Following this line of thought it seems possible to constructed a game in which the domain {Abelard, Eloise} is such that Abelard and Eloise are the actual people playing the game and the formula is ‘Someone x lost the game by instantiating this formula’ such that whoever instantiated that formula would win the game according to the rules. But then the formula would not be satisfied, so that player would have lost, but then it would be satisfied, a paradox. It is easy enough to declare that the domain must be independent of the players, but again this signals something about the game being played to the players before the formula to be is revealed.
Lastly there is something to be said about using logic to represent natural language here too: if you consider the set of all possible responses to some question, you are not ever considering all possible responses, but all the possible responses you can think of at that time. Therefore if we are using game semantics and imperfect information to represent natural language, then it is a mistake to predetermine the domain of all possible responses separate from the people involved. Again, the domain being linked to the people involved is at odds with the domain being a predetermined set.

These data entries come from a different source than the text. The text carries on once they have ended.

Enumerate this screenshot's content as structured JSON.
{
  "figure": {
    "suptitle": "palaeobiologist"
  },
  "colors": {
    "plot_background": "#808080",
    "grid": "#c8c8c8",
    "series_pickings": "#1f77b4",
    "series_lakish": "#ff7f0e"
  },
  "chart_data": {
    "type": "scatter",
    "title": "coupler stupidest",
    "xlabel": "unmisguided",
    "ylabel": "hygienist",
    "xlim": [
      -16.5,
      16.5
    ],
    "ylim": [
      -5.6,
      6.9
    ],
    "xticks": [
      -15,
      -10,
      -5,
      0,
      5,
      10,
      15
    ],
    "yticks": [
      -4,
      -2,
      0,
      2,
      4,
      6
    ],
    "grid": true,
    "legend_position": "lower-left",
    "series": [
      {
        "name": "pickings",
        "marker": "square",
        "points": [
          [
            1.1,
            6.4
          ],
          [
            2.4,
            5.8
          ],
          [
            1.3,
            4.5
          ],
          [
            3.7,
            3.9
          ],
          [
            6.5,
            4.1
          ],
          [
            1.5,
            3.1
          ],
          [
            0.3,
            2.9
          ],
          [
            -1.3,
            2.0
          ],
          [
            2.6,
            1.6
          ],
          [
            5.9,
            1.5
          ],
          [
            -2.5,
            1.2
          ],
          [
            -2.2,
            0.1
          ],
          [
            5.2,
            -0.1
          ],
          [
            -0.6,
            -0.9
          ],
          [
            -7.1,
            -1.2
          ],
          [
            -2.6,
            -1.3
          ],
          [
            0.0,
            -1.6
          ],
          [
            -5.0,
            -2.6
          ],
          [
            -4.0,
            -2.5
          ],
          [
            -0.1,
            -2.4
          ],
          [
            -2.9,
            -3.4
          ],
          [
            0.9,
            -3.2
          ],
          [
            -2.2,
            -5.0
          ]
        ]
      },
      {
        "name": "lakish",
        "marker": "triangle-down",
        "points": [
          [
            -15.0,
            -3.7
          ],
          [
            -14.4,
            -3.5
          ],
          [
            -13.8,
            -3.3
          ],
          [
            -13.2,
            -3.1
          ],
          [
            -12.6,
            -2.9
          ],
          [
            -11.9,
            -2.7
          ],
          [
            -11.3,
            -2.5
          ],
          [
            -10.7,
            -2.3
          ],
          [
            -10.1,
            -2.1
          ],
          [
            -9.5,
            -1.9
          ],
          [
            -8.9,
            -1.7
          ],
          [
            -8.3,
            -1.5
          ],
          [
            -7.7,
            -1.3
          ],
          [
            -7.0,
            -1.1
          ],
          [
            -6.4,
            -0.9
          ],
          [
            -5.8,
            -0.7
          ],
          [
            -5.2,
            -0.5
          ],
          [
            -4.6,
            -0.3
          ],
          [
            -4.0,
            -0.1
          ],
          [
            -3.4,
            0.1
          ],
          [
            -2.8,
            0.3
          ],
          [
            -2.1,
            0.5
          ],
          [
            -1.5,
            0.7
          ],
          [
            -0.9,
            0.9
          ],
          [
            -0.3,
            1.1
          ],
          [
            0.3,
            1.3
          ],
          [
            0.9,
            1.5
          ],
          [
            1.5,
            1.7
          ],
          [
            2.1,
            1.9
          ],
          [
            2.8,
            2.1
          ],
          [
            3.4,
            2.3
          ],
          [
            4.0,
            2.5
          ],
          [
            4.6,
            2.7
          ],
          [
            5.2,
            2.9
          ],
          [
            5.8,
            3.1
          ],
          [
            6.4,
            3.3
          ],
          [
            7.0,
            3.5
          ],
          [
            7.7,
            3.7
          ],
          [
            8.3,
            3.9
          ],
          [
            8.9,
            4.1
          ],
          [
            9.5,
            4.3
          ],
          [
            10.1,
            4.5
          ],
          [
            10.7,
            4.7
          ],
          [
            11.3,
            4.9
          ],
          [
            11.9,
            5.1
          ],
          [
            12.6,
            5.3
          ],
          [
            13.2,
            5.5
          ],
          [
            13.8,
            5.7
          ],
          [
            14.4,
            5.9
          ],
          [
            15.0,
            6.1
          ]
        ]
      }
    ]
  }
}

Long story short, there is a very good reason for not always using sets of assignments to determine satisfaction. Depending on the situation, a set may offer non-trivial information about a game or misconstrue the game being played. Independence Friendly logic makes no assumptions about the type of game being played and is therefore of greater scope than logics that are based upon Hodges work. Of course one is free to use sets of assignments to determine satisfaction and derive set-theoretic results, but the compositionality gained comes at the price of limiting the types of games that can be played.